California 1st to require hourly wages in garment industry
California Gov. Gavin Newsom has approved what he terms a nation-leading law requiring the garment industry to pay workers by the hour instead of for each piece of clothing they produce
SACRAMENTO, Calif. — California Gov. Gavin Newsom on Monday approved what he termed a “nation-leading” law requiring the garment industry to pay workers by the hour instead of for each piece of clothing they produce.
Piece-rate compensation can be used to pay workers below the minimum wage, supporters said.
The bill makes California the first state to eliminate piece work compensation, though there is an exception for worksites covered by collective bargaining agreements, and the first to create liability for companies that subcontract with the garment makers.
“For too long, bad-actor manufacturers have exploited garment workers toiling in unsanitary conditions for as little as $5 an hour,” said Democratic Sen. María Elena Durazo. She said her bill will “level the playing field for ethical manufacturers that are doing the right thing.”
Employees can still get incentive-based bonuses above their legal wage.
Marissa Nuncio, director of the Garment Worker Center that supported the bill said that the more than 45,000 garment workers in California are often immigrant women. Under the bill, she said, California “will no longer be the sweatshop capital of America.”
The California Chamber of Commerce objected that the measure “places enormous burdens on employers in the clothing industry,” including those that don’t directly oversee the workers but will now be liable for their mistreatment. It predicted the law will put some employers out of business or cause them to move out of California.
The advocacy group Legal Aid at Work, which supported the bill, said the broad liability under the law is necessary to “prevent bad-actor brands from obviating oversight and enforcement by layering contracts.”
The measure was among 18 job-related bills signed by Newsom, a Democrat.

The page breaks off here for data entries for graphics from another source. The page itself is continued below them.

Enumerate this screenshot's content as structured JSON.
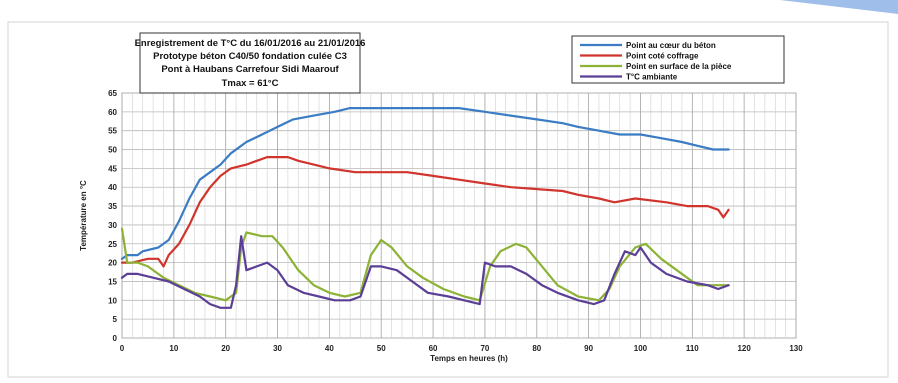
{
  "chart_data": {
    "type": "line",
    "title_lines": [
      "Enregistrement de T°C  du 16/01/2016  au 21/01/2016",
      "Prototype béton C40/50 fondation culée C3",
      "Pont à Haubans Carrefour Sidi  Maarouf",
      "Tmax = 61°C"
    ],
    "xlabel": "Temps en heures (h)",
    "ylabel": "Température en °C",
    "xlim": [
      0,
      130
    ],
    "ylim": [
      0,
      65
    ],
    "x_ticks": [
      0,
      10,
      20,
      30,
      40,
      50,
      60,
      70,
      80,
      90,
      100,
      110,
      120,
      130
    ],
    "y_ticks": [
      0,
      5,
      10,
      15,
      20,
      25,
      30,
      35,
      40,
      45,
      50,
      55,
      60,
      65
    ],
    "grid": true,
    "legend_position": "top-right",
    "series": [
      {
        "name": "Point au cœur du béton",
        "color": "#3b7cc4",
        "points": [
          [
            0,
            21
          ],
          [
            1,
            22
          ],
          [
            3,
            22
          ],
          [
            4,
            23
          ],
          [
            7,
            24
          ],
          [
            9,
            26
          ],
          [
            11,
            31
          ],
          [
            13,
            37
          ],
          [
            15,
            42
          ],
          [
            17,
            44
          ],
          [
            19,
            46
          ],
          [
            21,
            49
          ],
          [
            24,
            52
          ],
          [
            27,
            54
          ],
          [
            30,
            56
          ],
          [
            33,
            58
          ],
          [
            37,
            59
          ],
          [
            41,
            60
          ],
          [
            44,
            61
          ],
          [
            50,
            61
          ],
          [
            55,
            61
          ],
          [
            60,
            61
          ],
          [
            65,
            61
          ],
          [
            70,
            60
          ],
          [
            75,
            59
          ],
          [
            80,
            58
          ],
          [
            85,
            57
          ],
          [
            88,
            56
          ],
          [
            92,
            55
          ],
          [
            96,
            54
          ],
          [
            100,
            54
          ],
          [
            104,
            53
          ],
          [
            108,
            52
          ],
          [
            111,
            51
          ],
          [
            114,
            50
          ],
          [
            117,
            50
          ]
        ]
      },
      {
        "name": "Point coté coffrage",
        "color": "#d0342c",
        "points": [
          [
            0,
            20
          ],
          [
            2,
            20
          ],
          [
            5,
            21
          ],
          [
            7,
            21
          ],
          [
            8,
            19
          ],
          [
            9,
            22
          ],
          [
            11,
            25
          ],
          [
            13,
            30
          ],
          [
            15,
            36
          ],
          [
            17,
            40
          ],
          [
            19,
            43
          ],
          [
            21,
            45
          ],
          [
            24,
            46
          ],
          [
            26,
            47
          ],
          [
            28,
            48
          ],
          [
            32,
            48
          ],
          [
            34,
            47
          ],
          [
            37,
            46
          ],
          [
            40,
            45
          ],
          [
            45,
            44
          ],
          [
            55,
            44
          ],
          [
            60,
            43
          ],
          [
            65,
            42
          ],
          [
            70,
            41
          ],
          [
            75,
            40
          ],
          [
            85,
            39
          ],
          [
            88,
            38
          ],
          [
            92,
            37
          ],
          [
            95,
            36
          ],
          [
            99,
            37
          ],
          [
            105,
            36
          ],
          [
            109,
            35
          ],
          [
            113,
            35
          ],
          [
            115,
            34
          ],
          [
            116,
            32
          ],
          [
            117,
            34
          ]
        ]
      },
      {
        "name": "Point en surface  de la pièce",
        "color": "#8cb236",
        "points": [
          [
            0,
            29
          ],
          [
            1,
            20
          ],
          [
            3,
            20
          ],
          [
            5,
            19
          ],
          [
            8,
            16
          ],
          [
            11,
            14
          ],
          [
            14,
            12
          ],
          [
            17,
            11
          ],
          [
            20,
            10
          ],
          [
            22,
            12
          ],
          [
            23,
            24
          ],
          [
            24,
            28
          ],
          [
            27,
            27
          ],
          [
            29,
            27
          ],
          [
            31,
            24
          ],
          [
            34,
            18
          ],
          [
            37,
            14
          ],
          [
            40,
            12
          ],
          [
            43,
            11
          ],
          [
            46,
            12
          ],
          [
            48,
            22
          ],
          [
            50,
            26
          ],
          [
            52,
            24
          ],
          [
            55,
            19
          ],
          [
            58,
            16
          ],
          [
            62,
            13
          ],
          [
            66,
            11
          ],
          [
            69,
            10
          ],
          [
            71,
            19
          ],
          [
            73,
            23
          ],
          [
            76,
            25
          ],
          [
            78,
            24
          ],
          [
            81,
            19
          ],
          [
            84,
            14
          ],
          [
            88,
            11
          ],
          [
            92,
            10
          ],
          [
            94,
            13
          ],
          [
            96,
            19
          ],
          [
            99,
            24
          ],
          [
            101,
            25
          ],
          [
            104,
            21
          ],
          [
            107,
            18
          ],
          [
            111,
            14
          ],
          [
            113,
            14
          ],
          [
            115,
            14
          ],
          [
            117,
            14
          ]
        ]
      },
      {
        "name": "T°C ambiante",
        "color": "#5b3f96",
        "points": [
          [
            0,
            16
          ],
          [
            1,
            17
          ],
          [
            3,
            17
          ],
          [
            6,
            16
          ],
          [
            9,
            15
          ],
          [
            12,
            13
          ],
          [
            15,
            11
          ],
          [
            17,
            9
          ],
          [
            19,
            8
          ],
          [
            21,
            8
          ],
          [
            22,
            14
          ],
          [
            23,
            27
          ],
          [
            24,
            18
          ],
          [
            26,
            19
          ],
          [
            28,
            20
          ],
          [
            30,
            18
          ],
          [
            32,
            14
          ],
          [
            35,
            12
          ],
          [
            38,
            11
          ],
          [
            41,
            10
          ],
          [
            44,
            10
          ],
          [
            46,
            11
          ],
          [
            48,
            19
          ],
          [
            50,
            19
          ],
          [
            53,
            18
          ],
          [
            56,
            15
          ],
          [
            59,
            12
          ],
          [
            63,
            11
          ],
          [
            66,
            10
          ],
          [
            69,
            9
          ],
          [
            70,
            20
          ],
          [
            72,
            19
          ],
          [
            75,
            19
          ],
          [
            78,
            17
          ],
          [
            81,
            14
          ],
          [
            84,
            12
          ],
          [
            88,
            10
          ],
          [
            91,
            9
          ],
          [
            93,
            10
          ],
          [
            95,
            17
          ],
          [
            97,
            23
          ],
          [
            99,
            22
          ],
          [
            100,
            24
          ],
          [
            102,
            20
          ],
          [
            105,
            17
          ],
          [
            109,
            15
          ],
          [
            113,
            14
          ],
          [
            115,
            13
          ],
          [
            117,
            14
          ]
        ]
      }
    ]
  }
}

He also signed a second measure by Durazo requiring that all employees with disabilities be paid at least minimum wage.
California becomes the 13th state to end a practice that allowed businesses with special licenses to pay people with disabilities subminimum wages, according to the State Council on Developmental Disabilities.
It estimated that 12,000 Californians with disabilities who work in so-called sheltered workshops can be paid as little as 15 cents an hour under a federal policy that dates to 1938.
The Alliance Supporting People with Intellectual and Developmental Disabilities, which opposed the bill, argued that while the sheltered workshops have fallen out of favor, they only employ those who have agreed to work there or whose families have agreed that those are the best option.
Unless the state can develop other options, it said the law “effectively eliminates the prospect for employment for many and, therefore, limits the choices the person may have in front of them.”
The law phases out the subminimum wages over three years and by January 1, 2025, makes it illegal to pay an employee with physical or mental disabilities less than the legal minimum wage.